|Bush vetoing the Stem Cell Research Enhancement Act|
Here in the United States, political maneuverings around embryonic stem cell research made headlines throughout June. But this was little more than rehearsed political theatre, reenacting a well-known script. The Democratic-controlled Congress once again passed a bill that would have undone restrictions on the federal funding of embryonic stem cell research, but the Republican President again vetoed it. Despite last year's electoral shift in Congress, the bill's advocates are still far short of the super-majority needed to override the veto.
Though the debate remains polarized and deadlocked, supporters of President Bush's restrictions - including many Republicans up for reelection next year - are no doubt looking for ways to extricate themselves from their increasingly unpopular position. To date, they've largely gambled on the emergence of alternative sources of stem cells that are just as powerful as those derived from embryos, but that can be produced without destroying embryos.
Until now, this strategy has been largely rhetorical. But it appears that scientific developments - including one that was heralded by several researchers as being as important as the birth of Dolly, the first cloned mammal - may be coming to their rescue.
The same day that President Bush vetoed the stem cell bill, he issued an executive order directing the National Institutes of Health to investigate such potential alternative sources, and renaming the list of federally-approved lines from the "Human Embryonic Stem Cell Registry" to the "Human Pluripotent Stem Cell Registry."
Recently, a number of research teams have reported significant steps towards the ability to produce stem cells that are pluripotent (that is, with full functional flexibility) - without destroying embryos, and in some cases without using human eggs. If these efforts are successful, supporters of President Bush's restrictions - including many Republicans up for re-election next year - would be able to point to progress in stem cell research that would not have been likely to occur in the restrictions' absence.
In the most important of the recent scientific announcements, three separate labs replicated and improved the work of a Japanese team that was reported last year. The groups were able to reprogram the normal skin cells of mice into fully pluripotent stem cells, whose genomes would match those of the skin cell donor. If this work can be translated to humans - a very big "if" - then it would allow custom stem cell lines to be derived without the need for either embryos or eggs. What's more, unlike the cloning procedure of somatic cell nuclear transfer (SCNT), this technique would not need the tools, expertise, and materials that are also the basis of human reproductive cloning and other widely rejected applications.
In an announcement with similar potential implications, a group at Harvard University made steps in understanding the derivation of stem cell lines via cloning in mice. Although such lines have been derived from mice before, in this case the cloning procedure used a fertilized but nonviable egg as the recipient instead of a normal egg. This particular cause of nonviability, in which the egg is fertilized by two sperm cells, occurs in about four percent of in vitro fertilizations in humans. As with the reprogramming method, if this works with human cells, neither egg retrieval specifically for research purposes nor the use of viable embryos would be necessary to derive custom stem cell lines.
Meanwhile, researchers from Advanced Cell Technology (ACT) claimed to have derived a stem cell line by extracting a single cell from an early-stage human embryo without destroying it. The announcement received little media attention - an understandable reaction given ACT's track record of exaggerated claims and questionable practices. But if this can be replicated, and the federal government approves ACT's new stem cell line for funding, then those who oppose embryonic stem cell research may win some political advantage in the ongoing controversy.
Finally, a team of Belgian researchers published a paper describing the development of early-stage human clonal embryos that were created using in vitro-matured human eggs. Although this method does not address concerns regarding the moral status of the embryo, it is another path towards custom stem cell lines that would not require women to undergo egg extraction specifically for research, as immature eggs are available from ovarectomies, cadavers, and fetuses.
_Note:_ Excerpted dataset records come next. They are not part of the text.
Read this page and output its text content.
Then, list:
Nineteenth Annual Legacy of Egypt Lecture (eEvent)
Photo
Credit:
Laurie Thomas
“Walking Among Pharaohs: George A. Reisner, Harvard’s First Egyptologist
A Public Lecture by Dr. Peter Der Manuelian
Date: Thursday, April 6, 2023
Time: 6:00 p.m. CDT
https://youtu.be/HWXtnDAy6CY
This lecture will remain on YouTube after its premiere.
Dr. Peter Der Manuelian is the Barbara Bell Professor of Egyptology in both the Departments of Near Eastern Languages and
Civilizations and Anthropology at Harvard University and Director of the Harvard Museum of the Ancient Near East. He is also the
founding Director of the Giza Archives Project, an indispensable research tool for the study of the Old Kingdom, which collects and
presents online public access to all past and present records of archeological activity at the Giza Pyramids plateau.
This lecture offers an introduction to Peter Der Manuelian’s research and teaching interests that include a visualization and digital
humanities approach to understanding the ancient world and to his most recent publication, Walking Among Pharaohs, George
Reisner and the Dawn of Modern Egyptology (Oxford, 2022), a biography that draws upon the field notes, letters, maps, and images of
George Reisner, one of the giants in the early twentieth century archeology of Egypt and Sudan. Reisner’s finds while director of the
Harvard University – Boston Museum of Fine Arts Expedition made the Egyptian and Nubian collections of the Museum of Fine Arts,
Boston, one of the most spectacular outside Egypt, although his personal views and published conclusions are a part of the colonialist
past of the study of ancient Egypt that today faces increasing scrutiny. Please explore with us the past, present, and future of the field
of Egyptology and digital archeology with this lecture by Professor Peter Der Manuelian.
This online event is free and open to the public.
But these developments do not seem to be slowing down the push for cloning-based stem cell research, which would require fresh eggs. One prominent stem cell researcher, Irving Weissman of Stanford University, reacted to the new technical developments by asserting that society has an imperative to undertake the research cloning endeavor: "I would find it immoral to delay the research to see if egg nuclear transfer or this method [skin reprogramming] gets to our goals first."
Despite an overall dearth of progress in cloning-based stem cell research, last month witnessed two significant steps. Workers at Lifeline Cell Technology, a private company in Maryland, claim to have derived a stem cell line via an alternate cloning technique called parthenogenesis. In this, an unfertilized egg, which retains its full genome, is coaxed into dividing as if it had been fertilized. When stem cells are isolated from the resulting clonal embryo, they genetically match the woman who provided the egg. And at the annual meeting of the International Society for Stem Cell Research, scientists from the Oregon National Primate Research Center claimed to have isolated the first pluripotent stem cell line via SCNT cloning in a primate.